We love you, Atatürk

We love you, Atatürk

We were at a place in Pera, old Istanbul, on Oct. 29. It was a nice coincidence that the event we were there for overlapped with the anniversary of the declaration of the Republic of Turkey.  

At one point during the night, the 10th Year March started playing. Everyone hugged each other with enthusiasm. We sang together, chanting the march in loud voices.  

I felt a very strange thing that evening. The group I was with was made up of Atatürkists. We all grew up with a love of Atatürk. That is how we were brought up. We were always grateful to him. But we did not fetishize him like a maniac. 

Atatürk is Atatürk. He founded this country. If I am who I am today, it is because of him.  

If I am a woman today who can think freely, it is because of him. I will not even debate this.

Once upon a time, we who thought like this were always the majority. But on that night, in that small place in Pera, I recognized that we have become a minority. Maybe it has been like this for a long time, but it dawned on me that evening.  

How many people are left in this country who cannot measure the love they feel for Atatürk, who say “thanks to him I am the person I am today” and who still have their eyes water when the 10th Year March is played? 

Half the population of this country still feels that way, right? But on that night I felt like a member of a secret cult. It was as if we were saluting each other with secret codes, as if we should not raise our voices too much. 

It is as if Atatürk is trying to be ignored in this country. In this country, now, it has become a marginal act to celebrate national holidays such as the Atatürk, Youth and Sports Day on May 19 or the Republic Day on Oct. 29.

It is painful and ridiculous, but this is the case. It has become trendy to badmouth the Lausanne Treaty and to claim that it was actually not Atatürk who saved this country; as if it was Atatürk who boarded a British military ship and ran away from this country; as if it was Atatürk who handed over the country to the British…

Well, so be it. We will not give in. We will not fold. 

We will not give up commemorating him. We will feel grateful to him at every opportunity. 

On Nov. 10, the 78th anniversary of his death, we again commemorated Atatürk. We will describe his life to the young generations in the best way we can.

We love you, Atatürk. 


Life will go on 

My family lives an “exaggerated globalist” life. 

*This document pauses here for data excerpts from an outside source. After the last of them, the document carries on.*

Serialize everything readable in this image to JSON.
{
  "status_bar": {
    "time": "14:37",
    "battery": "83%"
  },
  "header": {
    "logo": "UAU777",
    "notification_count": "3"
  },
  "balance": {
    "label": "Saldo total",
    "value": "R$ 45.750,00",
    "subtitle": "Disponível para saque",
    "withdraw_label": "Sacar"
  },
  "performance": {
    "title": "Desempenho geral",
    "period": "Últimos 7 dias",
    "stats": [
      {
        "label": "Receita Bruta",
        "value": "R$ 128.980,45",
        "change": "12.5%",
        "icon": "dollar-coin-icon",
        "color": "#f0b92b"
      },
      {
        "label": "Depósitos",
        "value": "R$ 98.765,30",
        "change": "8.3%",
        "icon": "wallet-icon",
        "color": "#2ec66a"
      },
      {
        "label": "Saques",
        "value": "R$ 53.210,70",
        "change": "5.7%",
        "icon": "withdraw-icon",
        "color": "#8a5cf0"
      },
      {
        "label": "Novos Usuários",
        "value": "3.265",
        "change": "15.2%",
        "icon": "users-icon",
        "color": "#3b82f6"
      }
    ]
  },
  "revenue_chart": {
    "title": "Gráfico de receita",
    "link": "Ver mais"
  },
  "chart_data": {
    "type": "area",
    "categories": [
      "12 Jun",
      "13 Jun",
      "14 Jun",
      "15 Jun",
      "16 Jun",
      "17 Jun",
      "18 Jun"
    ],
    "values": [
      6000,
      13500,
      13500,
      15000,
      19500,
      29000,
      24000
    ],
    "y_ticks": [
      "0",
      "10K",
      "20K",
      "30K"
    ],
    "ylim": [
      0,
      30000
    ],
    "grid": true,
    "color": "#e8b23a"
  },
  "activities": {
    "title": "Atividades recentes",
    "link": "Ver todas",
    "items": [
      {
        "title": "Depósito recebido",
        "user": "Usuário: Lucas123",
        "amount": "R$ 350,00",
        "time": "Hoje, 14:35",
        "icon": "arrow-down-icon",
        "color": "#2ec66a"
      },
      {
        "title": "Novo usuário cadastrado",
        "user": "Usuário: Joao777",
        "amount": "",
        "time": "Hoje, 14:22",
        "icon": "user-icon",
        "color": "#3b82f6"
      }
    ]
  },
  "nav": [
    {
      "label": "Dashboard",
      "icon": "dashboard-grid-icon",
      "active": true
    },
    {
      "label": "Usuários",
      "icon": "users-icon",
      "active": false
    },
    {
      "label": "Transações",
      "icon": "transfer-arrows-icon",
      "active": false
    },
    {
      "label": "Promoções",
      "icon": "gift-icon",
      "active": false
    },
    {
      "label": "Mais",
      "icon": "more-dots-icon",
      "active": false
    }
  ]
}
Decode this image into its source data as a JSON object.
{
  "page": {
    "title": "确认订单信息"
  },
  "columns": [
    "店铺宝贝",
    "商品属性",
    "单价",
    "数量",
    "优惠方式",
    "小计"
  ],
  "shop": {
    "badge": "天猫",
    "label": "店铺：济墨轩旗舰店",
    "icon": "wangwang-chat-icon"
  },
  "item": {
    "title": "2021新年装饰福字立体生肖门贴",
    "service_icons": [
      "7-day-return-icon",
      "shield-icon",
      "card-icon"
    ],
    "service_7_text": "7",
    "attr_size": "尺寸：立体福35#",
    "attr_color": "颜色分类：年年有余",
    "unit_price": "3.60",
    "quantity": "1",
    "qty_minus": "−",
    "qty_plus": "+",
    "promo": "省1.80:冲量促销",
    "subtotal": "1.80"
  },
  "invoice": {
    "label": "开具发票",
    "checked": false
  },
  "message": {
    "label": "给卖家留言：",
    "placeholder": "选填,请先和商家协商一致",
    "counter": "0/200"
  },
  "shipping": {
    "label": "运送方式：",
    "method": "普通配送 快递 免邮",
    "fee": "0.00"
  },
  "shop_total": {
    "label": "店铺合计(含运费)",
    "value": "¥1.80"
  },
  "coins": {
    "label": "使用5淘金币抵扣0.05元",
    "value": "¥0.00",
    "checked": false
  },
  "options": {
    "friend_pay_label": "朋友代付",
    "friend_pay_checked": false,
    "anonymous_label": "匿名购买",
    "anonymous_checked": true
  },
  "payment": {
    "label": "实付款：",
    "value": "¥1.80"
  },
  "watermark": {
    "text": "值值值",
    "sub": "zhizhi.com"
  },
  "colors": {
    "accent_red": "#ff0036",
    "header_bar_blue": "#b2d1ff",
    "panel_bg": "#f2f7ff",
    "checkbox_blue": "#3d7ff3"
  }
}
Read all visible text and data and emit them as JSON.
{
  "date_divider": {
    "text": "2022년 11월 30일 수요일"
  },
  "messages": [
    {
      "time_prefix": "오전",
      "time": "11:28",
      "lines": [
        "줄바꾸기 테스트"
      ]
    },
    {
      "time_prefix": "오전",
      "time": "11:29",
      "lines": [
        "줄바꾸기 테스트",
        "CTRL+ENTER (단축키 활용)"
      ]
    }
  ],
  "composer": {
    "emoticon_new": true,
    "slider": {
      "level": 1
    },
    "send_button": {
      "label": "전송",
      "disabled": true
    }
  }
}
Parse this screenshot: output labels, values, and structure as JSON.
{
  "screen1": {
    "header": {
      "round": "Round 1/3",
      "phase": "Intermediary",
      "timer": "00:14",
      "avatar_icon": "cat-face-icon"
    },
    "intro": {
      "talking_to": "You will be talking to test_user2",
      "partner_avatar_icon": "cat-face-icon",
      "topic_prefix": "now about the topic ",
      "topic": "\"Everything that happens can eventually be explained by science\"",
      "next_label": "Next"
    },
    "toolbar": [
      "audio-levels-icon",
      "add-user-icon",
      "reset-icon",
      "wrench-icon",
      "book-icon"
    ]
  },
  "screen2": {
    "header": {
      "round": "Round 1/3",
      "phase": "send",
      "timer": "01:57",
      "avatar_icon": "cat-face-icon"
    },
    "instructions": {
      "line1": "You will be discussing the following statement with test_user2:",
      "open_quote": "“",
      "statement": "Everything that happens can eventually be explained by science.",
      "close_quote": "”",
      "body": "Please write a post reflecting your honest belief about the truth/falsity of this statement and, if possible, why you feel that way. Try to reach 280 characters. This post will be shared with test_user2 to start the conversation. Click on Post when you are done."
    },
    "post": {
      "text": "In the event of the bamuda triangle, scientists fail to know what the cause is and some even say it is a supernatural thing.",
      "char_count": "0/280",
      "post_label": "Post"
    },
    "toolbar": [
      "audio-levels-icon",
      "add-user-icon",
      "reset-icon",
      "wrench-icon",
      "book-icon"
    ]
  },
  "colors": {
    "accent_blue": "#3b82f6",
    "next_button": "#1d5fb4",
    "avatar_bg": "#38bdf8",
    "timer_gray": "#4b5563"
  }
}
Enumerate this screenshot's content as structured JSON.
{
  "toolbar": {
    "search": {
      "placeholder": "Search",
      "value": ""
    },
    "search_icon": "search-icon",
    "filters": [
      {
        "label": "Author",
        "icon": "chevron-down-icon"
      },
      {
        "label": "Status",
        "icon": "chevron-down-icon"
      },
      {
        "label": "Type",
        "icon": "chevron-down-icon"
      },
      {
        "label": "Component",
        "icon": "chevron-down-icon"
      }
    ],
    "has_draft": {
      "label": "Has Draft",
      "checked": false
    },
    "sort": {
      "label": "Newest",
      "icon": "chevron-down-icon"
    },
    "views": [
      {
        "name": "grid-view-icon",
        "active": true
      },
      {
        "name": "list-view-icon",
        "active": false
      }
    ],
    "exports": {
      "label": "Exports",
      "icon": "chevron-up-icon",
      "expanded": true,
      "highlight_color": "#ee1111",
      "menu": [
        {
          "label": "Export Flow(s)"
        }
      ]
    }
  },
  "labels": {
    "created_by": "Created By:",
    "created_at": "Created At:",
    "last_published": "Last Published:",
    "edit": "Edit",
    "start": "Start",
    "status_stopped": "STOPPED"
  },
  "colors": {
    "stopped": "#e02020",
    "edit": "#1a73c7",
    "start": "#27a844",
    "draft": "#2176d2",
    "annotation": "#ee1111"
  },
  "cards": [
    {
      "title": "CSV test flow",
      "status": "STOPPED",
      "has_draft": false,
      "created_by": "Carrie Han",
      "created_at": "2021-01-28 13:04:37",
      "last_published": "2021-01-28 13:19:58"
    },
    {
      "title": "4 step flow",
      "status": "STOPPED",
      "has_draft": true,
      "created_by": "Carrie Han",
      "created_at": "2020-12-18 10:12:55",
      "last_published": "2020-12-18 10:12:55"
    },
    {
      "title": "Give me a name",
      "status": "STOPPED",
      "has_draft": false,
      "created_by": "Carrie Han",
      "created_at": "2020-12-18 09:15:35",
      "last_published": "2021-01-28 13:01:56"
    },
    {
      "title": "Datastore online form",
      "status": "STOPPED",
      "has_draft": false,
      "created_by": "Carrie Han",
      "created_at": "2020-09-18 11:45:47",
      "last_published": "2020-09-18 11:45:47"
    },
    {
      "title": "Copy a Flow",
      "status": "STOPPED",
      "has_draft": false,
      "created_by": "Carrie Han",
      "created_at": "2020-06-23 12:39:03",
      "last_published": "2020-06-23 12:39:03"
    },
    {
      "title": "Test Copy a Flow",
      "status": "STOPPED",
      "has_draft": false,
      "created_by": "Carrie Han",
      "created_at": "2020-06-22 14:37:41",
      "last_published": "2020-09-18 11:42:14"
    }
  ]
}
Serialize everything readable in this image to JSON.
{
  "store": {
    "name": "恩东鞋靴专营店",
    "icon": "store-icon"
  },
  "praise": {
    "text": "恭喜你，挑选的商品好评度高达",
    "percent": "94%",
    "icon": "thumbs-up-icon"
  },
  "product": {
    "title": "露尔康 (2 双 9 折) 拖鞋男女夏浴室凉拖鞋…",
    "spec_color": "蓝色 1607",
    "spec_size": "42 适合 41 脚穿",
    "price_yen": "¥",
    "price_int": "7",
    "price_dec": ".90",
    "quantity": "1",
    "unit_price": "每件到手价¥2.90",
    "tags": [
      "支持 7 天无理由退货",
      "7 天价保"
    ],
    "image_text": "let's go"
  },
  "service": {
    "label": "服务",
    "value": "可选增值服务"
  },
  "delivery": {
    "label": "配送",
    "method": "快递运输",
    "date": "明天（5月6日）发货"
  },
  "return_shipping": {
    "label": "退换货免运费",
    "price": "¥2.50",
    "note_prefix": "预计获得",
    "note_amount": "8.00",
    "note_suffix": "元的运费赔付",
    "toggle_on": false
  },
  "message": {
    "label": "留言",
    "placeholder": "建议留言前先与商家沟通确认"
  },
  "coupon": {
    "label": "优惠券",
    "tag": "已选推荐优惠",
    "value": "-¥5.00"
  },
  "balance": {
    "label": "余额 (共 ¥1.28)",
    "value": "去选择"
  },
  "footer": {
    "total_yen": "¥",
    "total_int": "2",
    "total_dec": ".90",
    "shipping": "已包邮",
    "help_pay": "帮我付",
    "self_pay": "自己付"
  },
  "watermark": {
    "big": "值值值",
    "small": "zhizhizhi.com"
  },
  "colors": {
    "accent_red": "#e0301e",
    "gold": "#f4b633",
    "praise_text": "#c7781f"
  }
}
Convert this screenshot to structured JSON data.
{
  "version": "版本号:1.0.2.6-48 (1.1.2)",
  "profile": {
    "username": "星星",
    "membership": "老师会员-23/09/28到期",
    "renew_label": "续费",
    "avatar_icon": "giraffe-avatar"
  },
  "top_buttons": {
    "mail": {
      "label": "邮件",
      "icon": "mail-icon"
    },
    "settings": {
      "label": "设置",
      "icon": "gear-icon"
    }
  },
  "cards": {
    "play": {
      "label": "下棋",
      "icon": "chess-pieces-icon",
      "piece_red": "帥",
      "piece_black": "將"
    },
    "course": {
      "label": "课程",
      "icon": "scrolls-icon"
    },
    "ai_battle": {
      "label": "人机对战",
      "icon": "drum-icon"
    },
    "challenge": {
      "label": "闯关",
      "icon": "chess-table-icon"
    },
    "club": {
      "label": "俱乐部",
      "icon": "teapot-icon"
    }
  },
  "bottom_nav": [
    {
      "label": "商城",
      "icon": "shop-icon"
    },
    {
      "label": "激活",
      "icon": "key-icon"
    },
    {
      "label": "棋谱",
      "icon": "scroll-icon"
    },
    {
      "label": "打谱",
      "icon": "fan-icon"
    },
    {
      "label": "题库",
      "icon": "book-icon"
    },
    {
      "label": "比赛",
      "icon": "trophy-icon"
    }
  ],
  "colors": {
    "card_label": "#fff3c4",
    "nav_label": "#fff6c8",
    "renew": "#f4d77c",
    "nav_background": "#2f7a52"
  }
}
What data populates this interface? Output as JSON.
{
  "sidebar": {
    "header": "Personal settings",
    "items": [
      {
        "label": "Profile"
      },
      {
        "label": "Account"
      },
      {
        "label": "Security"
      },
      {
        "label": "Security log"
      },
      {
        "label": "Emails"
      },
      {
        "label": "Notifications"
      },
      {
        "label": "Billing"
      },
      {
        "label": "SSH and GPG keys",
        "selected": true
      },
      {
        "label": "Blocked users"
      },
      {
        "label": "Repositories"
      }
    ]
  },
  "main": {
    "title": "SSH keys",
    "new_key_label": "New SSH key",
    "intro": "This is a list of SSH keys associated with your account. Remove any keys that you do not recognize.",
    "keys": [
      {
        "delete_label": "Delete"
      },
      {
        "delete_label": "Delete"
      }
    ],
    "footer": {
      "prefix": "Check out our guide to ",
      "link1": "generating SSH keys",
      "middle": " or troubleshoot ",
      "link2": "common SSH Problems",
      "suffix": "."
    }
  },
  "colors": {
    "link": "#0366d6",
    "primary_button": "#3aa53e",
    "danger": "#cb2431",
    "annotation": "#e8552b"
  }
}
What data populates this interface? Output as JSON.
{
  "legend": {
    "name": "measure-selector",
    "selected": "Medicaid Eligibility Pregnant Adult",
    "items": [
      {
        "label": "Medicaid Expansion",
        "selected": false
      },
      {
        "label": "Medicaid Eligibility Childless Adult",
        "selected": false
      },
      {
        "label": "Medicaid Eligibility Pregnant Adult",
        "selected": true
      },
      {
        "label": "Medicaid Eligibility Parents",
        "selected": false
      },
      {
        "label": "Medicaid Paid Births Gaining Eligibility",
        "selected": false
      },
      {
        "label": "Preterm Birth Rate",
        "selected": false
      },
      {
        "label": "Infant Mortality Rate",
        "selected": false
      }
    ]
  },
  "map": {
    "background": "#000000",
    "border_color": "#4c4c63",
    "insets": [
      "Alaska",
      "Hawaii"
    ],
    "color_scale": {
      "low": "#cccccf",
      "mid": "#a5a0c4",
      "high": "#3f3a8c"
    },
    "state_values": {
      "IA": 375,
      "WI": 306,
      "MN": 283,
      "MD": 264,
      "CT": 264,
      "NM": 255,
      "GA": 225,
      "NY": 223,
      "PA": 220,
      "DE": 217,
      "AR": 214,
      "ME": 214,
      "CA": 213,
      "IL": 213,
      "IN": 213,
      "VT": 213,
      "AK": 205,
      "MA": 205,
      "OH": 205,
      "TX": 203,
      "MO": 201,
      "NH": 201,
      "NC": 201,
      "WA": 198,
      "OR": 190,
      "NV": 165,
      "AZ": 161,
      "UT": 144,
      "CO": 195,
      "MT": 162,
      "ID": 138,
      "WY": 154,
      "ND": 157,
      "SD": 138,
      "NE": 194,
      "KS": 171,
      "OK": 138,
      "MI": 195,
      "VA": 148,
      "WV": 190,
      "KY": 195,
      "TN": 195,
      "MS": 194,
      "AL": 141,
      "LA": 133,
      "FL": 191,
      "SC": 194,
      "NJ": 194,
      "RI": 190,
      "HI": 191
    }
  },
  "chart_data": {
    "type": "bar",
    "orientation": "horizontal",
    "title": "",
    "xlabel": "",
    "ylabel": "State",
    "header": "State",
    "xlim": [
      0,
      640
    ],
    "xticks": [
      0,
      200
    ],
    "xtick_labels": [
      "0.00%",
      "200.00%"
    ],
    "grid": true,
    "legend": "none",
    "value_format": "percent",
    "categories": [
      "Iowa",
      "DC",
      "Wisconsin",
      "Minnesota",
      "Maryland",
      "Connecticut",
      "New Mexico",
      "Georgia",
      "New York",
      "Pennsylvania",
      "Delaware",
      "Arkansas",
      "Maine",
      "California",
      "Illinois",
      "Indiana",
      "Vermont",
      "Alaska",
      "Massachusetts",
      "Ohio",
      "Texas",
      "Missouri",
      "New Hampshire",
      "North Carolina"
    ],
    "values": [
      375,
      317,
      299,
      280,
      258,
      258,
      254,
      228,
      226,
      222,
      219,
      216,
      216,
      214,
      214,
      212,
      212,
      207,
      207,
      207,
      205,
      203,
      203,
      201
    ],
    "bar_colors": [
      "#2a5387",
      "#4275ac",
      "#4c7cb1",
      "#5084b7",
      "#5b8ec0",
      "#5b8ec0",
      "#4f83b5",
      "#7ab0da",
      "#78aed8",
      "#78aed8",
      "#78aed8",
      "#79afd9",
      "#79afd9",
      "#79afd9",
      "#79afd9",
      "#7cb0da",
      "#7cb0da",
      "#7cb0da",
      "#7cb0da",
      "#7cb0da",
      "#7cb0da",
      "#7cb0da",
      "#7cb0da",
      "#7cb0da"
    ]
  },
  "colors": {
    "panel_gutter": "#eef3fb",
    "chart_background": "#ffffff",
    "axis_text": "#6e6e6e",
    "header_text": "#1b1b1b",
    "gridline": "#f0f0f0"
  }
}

Ömer is currently in Singapore for a business meeting. My daughter Alya is on a school excursion until the end of the week. My stepdaughter is in the U.S. in training. Part of our family is in Istanbul, others are in Adana. I am currently in Mumbai. 

But with a WhatsApp group, we are all back together again in a second. 

When I was small, I lived in Adana, went to school in Tarsus and played volleyball. Going to a match in nearby Mersin felt like traveling abroad. If there was a school trip to Eskişehir, or İzmir, it was like some kind of dream. 

The world became smaller as we grew up. My daughter Alya now intends to go to Nepal from her school in India for swimming competitions.

On the morning of Nov. 9, Alya wrote in panic to our WhatsApp group: “Daddy, Donald Trump has won.

What’s going to happen?” Her father answered: “Nothing will happen, dear. Life will go on as normal.”  

Yes, there are very bad things happening around the world. But it is not possible for us get involved in all of them. If we go into mourning about such things we all become unhappy.  

My suggestion is that in these chaotic days we should hug our loved ones and try to think about the good things in our lives. We should try to do our jobs better, try to be happy in our own small worlds.